Large enterprises today who are working to scale up their efforts in data science and machine learning to move closer toward the path of enterprise artificial intelligence (AI) generally hit one major roadblock: they don’t have the optimal tools and processes in place to easily expose models to final end customers. We’re proud to announce today Dataiku 4.3, which makes it much easier to operationalize model deployment with two major new features:
Heads Up!
This blog post is about an older version of Dataiku. See the release notes for the latest version.
- Self-service deployment of models at scale for data science teams using containers: Data scientists can now deploy a scoring REST API in a single click on top of Docker/Kubernetes.
- One-click elasticity on AWS with dynamic EMR clusters: Data teams can provision new EMR clusters according to their needs. This feature allows on-demand processing power for temporary intensive analytics tasks or for data pipelines requiring a lot of power for a limited amount of time.
Self-Service Deployment of Models Using Docker/Kubernetes
Data scientists are very well tooled when it comes to developing models using either visual machine learning or Python/R packages, but most organizations struggle when it comes to actually exposing those models to their final consumers.
Very often, deploying models for their operationalization requires recoding, test implementation, and DevOps skills. This additional work is time-consuming and error-prone, and it holds organizations back from being able to swiftly operationalize data products with each model deployment (and subsequent new version).
Dataiku 4.3 eases model deployment operationalization by allowing data scientists the ability to complete all of the items in the following process in just a few simple clicks:
- Create a version of a model, whether it is visual or using Python/R.
- Build an immutable, executable container with the model used for the scoring API.
- Create a REST endpoint that automatically accepts input parameters matching the model signature defined at train time.
- Save the built model docker container together with information like who built or deployed it.
- Deploy and start a specified number of model API replicas (either on-premise or cloud Kubernetes cluster), automatically load balanced.
The new model deployment capabilities also allow data scientists to:
- Keep track of or roll back deployed models.
- Bundle a model along with the tests to verify its deployment and scoring.
- Set up user permissions and a staged deployment workflow (e.g., from dev to test to production) in accordance with how your business and team operates.
One-Click Elasticity on AWS with Dynamic EMR Clusters
Today’s modern data organizations must process vast amounts of data across dynamically scalable infrastructures using distributed computation.
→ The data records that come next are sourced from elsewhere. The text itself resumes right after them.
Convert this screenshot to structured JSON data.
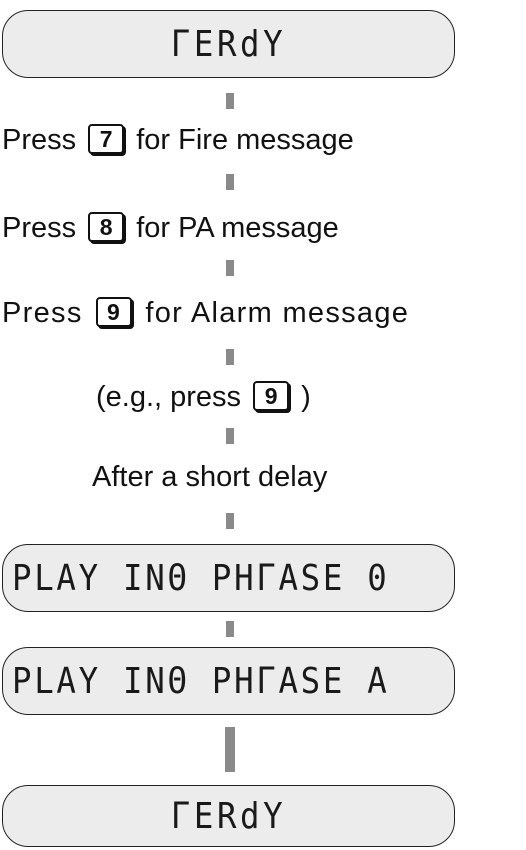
{
  "displays": {
    "ready_top": "ΓERdY",
    "playing_0": "PLAY INΘ PHΓASE 0",
    "playing_a": "PLAY INΘ PHΓASE A",
    "ready_bottom": "ΓERdY"
  },
  "steps": {
    "fire": {
      "prefix": "Press",
      "key": "7",
      "suffix": "for Fire message"
    },
    "pa": {
      "prefix": "Press",
      "key": "8",
      "suffix": "for PA message"
    },
    "alarm": {
      "prefix": "Press",
      "key": "9",
      "suffix": "for Alarm message"
    },
    "example": {
      "prefix": "(e.g., press",
      "key": "9",
      "suffix": ")"
    },
    "delay": "After a short delay"
  }
}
By pushing computations to Hadoop clusters, Dataiku has already make this scalability easy, fast, and cost-effective.
And with its new capabilities, Dataiku 4.3 facilitates the management of the elasticity of EMR clusters. Now, you can easily:
- Launch an Amazon EMR cluster from the Dataiku interface in minutes. You don’t need to worry about node provisioning, cluster setup, Hadoop configuration, or cluster tuning. Dataiku together with Amazon EMR takes care of these tasks so you can focus on analysis.
- Request power only when you need it and stop being dependant of your IT folks. You can now provision one, hundreds, or thousands of compute instances to process data at any scale that will become immediately available for your data team. You can easily increase or decrease the number of instances manually or with Auto Scaling, and you only pay for what you use.
- Connect as many clusters as you want to a single Dataiku instance to separate runtime from development and production.
One Step Closer: Operationalization of AI in the Enterprise
With this new capability, Dataiku achieves the core principles for effective operationalization of AI in the enterprise:
- Data scientists are now able to deploy models without the involvement of DataOps or IT people. And for security, admins can set which data scientists have the rights to use which infrastructure in which stage of deployment.
- With instant visibility into what is deployed and where, deployment status, infrastructure health, and monitoring available at a glance, the organization has a 360° view of its data operations.
- Being able to quickly deploy or rollback a version of a model in response to changing data or business needs (and for anyone on the team with the appropriate permissions to be able to do so).